The thing is, that there are two settings that affect different drivers. The I/O scheduler setting will affect the disks that are part of the multipath volume (and only them), while the rr_min_io affects the multipath volume.
The higher the value of rr_min_io, the more requests are sent down one path before switching to the next in the same path group. While this is good for sequential I/O (because the elevator/scheduler on the underlying device can merge more efficiently), this reduces the amount of I/O that is sent in parallel. With very high rr_min_io settings you will end up using mostly one path at a time, while the others are idle.
Using small values for rr_min_io, the chances of spreading the requests over all paths are higher, but so is the chance of separating a long sequence into smaller parts that are not sequential for the disk devices that make the paths. Here a scheduler setting that copes with that pattern can help.

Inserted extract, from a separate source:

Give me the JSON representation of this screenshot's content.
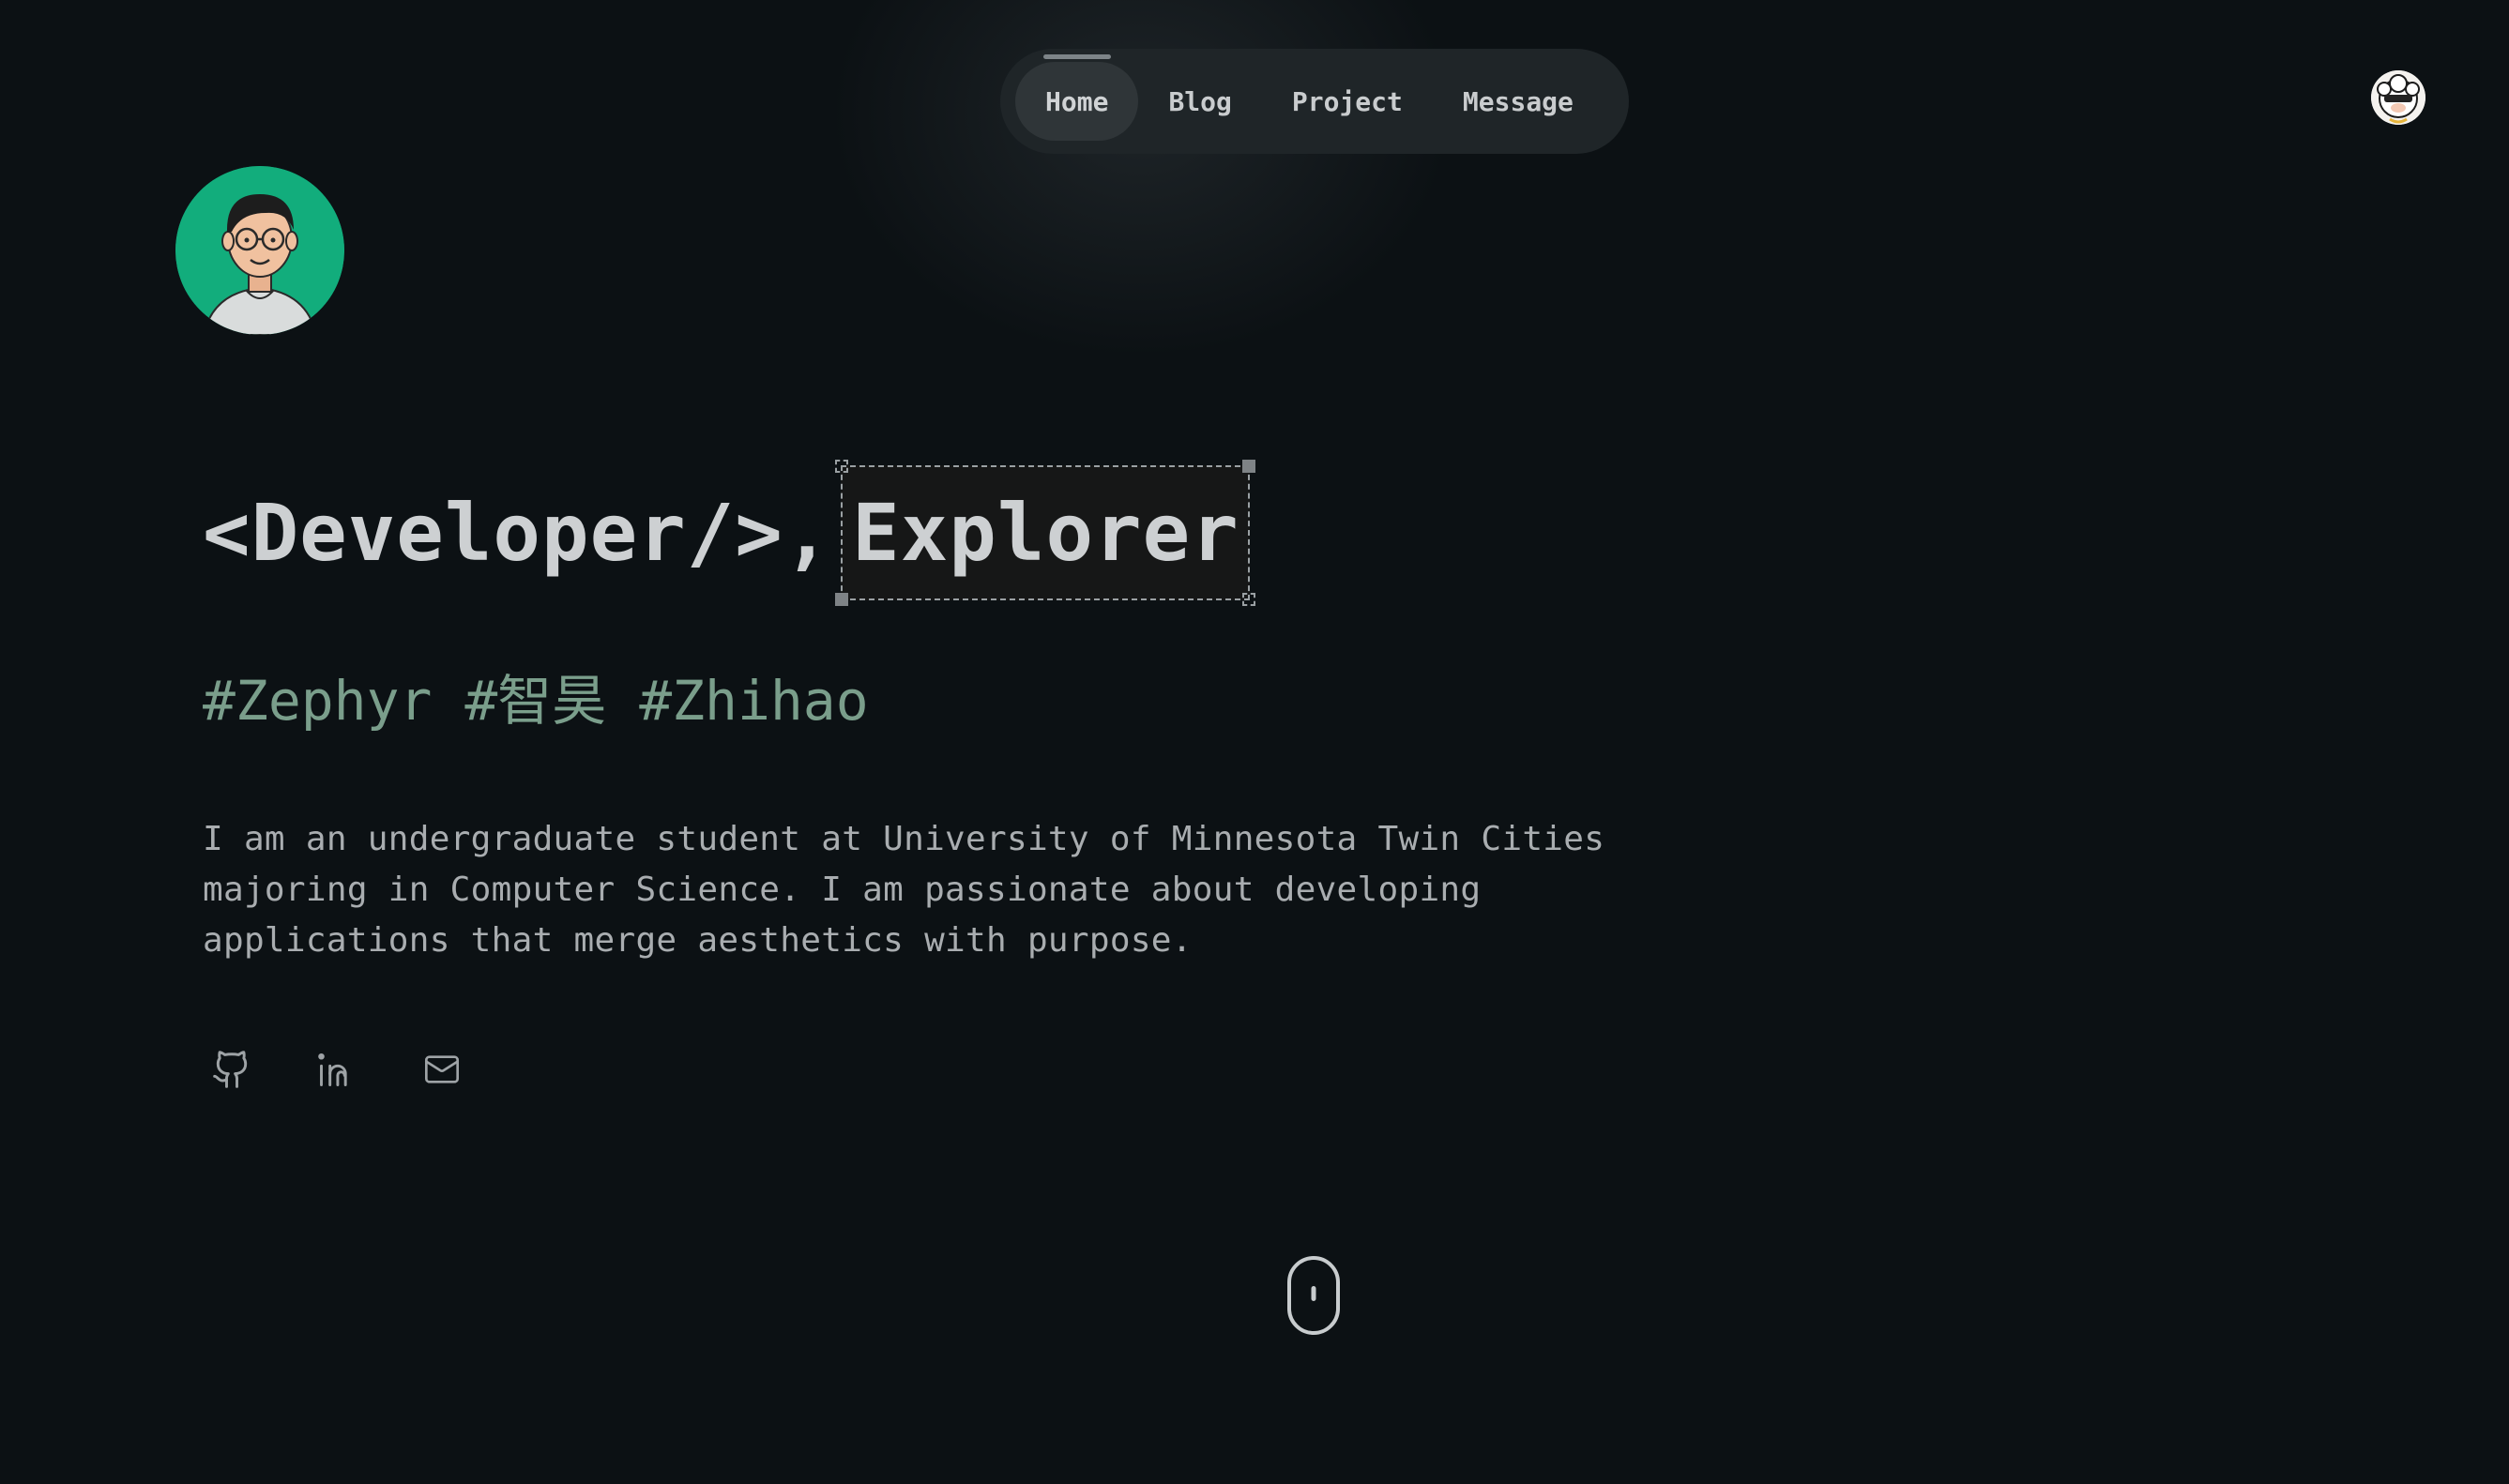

Another approach, that is not in the mainline kernel yet, is to introduce a queue to the multipath target, merge sequential request there and send each I/O down another path (like rr_min_io=1 would do). Kiyoshi Ueda from NEC had a presentation about this on last years OLS (
https://ols2006.108.redhat.com/2007/Reprints/ueda-Reprint.pdf ). From their evaluation of the current kernel, smaller rr_min_io values improved performance but the best value was different for reads and writes.